Malewezi later joined forces with the opposition, People's Progressive Movement, where he was elected vice president. He attempted to be elected the front runner for the Mgwirizano (Unity) Coalition of seven opposition parties fighting to oust the Muluzi administration during the forthcoming general elections but the coalition chose veteran politician Gwanda Chakuamba instead to lead the Mgwirizano Coalition in the presidential race. After the loss, Malewezi ran as an independent presidential candidate, promising to put the economy back on track and referring to his intelligence and undented background in the campaign. If he entered the race again as an independent, he would have run against economist Mutharika, who had former President Bakili Muluzi as his chief campaigner, Gwanda Chakuamba, the veteran politician who was marshaling the ticket for the Mgwirizano Coalition of seven opposition parties, and Brown Mpinganjira, the former senior minister and Muluzi's right-hand man.

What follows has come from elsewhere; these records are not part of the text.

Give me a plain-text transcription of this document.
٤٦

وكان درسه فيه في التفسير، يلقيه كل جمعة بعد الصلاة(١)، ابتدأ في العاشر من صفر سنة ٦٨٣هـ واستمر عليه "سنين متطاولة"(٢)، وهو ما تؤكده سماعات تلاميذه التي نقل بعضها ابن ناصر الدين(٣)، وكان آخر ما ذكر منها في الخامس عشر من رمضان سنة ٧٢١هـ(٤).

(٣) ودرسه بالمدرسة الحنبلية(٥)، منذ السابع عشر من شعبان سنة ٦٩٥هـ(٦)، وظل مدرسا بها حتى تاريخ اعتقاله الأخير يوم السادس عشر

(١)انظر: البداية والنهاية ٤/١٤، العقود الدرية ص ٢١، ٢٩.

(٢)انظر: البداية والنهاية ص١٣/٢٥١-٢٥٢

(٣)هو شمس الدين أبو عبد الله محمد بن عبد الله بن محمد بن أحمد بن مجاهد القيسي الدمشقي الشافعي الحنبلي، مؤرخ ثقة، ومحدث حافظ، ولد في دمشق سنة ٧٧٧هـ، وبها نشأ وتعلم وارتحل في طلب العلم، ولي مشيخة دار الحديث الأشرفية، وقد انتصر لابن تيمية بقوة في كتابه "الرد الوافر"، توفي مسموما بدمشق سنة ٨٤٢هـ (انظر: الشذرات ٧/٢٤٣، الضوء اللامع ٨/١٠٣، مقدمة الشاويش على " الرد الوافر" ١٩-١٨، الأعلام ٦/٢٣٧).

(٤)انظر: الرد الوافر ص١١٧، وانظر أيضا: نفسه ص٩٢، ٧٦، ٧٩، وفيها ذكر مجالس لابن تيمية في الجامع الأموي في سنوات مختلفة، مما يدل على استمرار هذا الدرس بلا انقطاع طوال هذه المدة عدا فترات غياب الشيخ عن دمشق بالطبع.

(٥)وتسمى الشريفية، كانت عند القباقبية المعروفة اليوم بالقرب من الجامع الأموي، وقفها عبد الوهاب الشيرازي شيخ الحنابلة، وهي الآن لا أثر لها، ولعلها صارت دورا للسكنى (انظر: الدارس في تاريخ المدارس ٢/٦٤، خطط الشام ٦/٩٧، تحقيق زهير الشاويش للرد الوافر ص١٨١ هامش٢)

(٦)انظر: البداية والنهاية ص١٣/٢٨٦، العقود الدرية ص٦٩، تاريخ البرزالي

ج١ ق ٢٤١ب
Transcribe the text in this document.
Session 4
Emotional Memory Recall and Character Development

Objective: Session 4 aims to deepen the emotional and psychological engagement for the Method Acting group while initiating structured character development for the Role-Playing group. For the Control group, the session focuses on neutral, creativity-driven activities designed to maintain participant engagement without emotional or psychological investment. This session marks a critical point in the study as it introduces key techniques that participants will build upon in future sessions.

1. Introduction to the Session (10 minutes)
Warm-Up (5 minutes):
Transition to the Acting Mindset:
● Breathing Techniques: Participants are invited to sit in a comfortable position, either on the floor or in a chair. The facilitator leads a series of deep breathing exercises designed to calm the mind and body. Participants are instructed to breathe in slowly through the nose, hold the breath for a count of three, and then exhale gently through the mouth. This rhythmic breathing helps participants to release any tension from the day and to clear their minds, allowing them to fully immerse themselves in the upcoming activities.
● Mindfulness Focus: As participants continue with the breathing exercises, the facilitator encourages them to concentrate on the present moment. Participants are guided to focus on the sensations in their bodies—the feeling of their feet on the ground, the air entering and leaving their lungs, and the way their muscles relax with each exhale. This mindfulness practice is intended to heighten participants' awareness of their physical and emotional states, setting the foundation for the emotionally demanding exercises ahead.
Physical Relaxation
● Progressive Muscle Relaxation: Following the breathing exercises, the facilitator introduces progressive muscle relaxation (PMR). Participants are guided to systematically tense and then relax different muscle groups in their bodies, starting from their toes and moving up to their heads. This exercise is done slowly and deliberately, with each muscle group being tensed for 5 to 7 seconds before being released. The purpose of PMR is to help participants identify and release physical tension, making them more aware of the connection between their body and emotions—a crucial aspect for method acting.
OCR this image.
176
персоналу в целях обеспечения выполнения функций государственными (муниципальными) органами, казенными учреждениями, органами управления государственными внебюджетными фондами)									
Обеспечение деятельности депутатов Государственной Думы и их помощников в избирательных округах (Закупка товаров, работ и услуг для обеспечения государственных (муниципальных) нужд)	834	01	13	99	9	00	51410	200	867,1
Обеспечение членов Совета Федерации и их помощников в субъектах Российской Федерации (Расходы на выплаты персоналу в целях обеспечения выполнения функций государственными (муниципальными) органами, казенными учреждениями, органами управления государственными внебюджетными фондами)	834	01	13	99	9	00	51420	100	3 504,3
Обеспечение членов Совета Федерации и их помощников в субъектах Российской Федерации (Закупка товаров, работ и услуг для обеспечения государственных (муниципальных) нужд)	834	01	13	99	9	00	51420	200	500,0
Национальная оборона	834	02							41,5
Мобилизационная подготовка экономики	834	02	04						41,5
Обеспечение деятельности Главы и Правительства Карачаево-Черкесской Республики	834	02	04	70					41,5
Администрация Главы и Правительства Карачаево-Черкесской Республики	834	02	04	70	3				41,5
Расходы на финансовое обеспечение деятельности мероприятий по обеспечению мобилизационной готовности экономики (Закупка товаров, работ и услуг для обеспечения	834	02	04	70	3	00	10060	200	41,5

Another competitor was John Tembo, the veteran who gained experience in politics with the help of the founder of Malawi, Hastings Kamuzu Banda.

===Death===
Malawezi died on 17 April 2021, aged 77.

==Bibliography==
- Eds. Blackie, Malcolm J., Anne C. Conroy, Justin C. Malewezi, Jeffrey D. Sachs and Alan Whiteside (2006). Poverty, AIDS and Hunger: Breaking the Poverty Trap in Malawi. Palgrave Macmillan Ltd, New York. ISBN 978-1-4039-9833-0.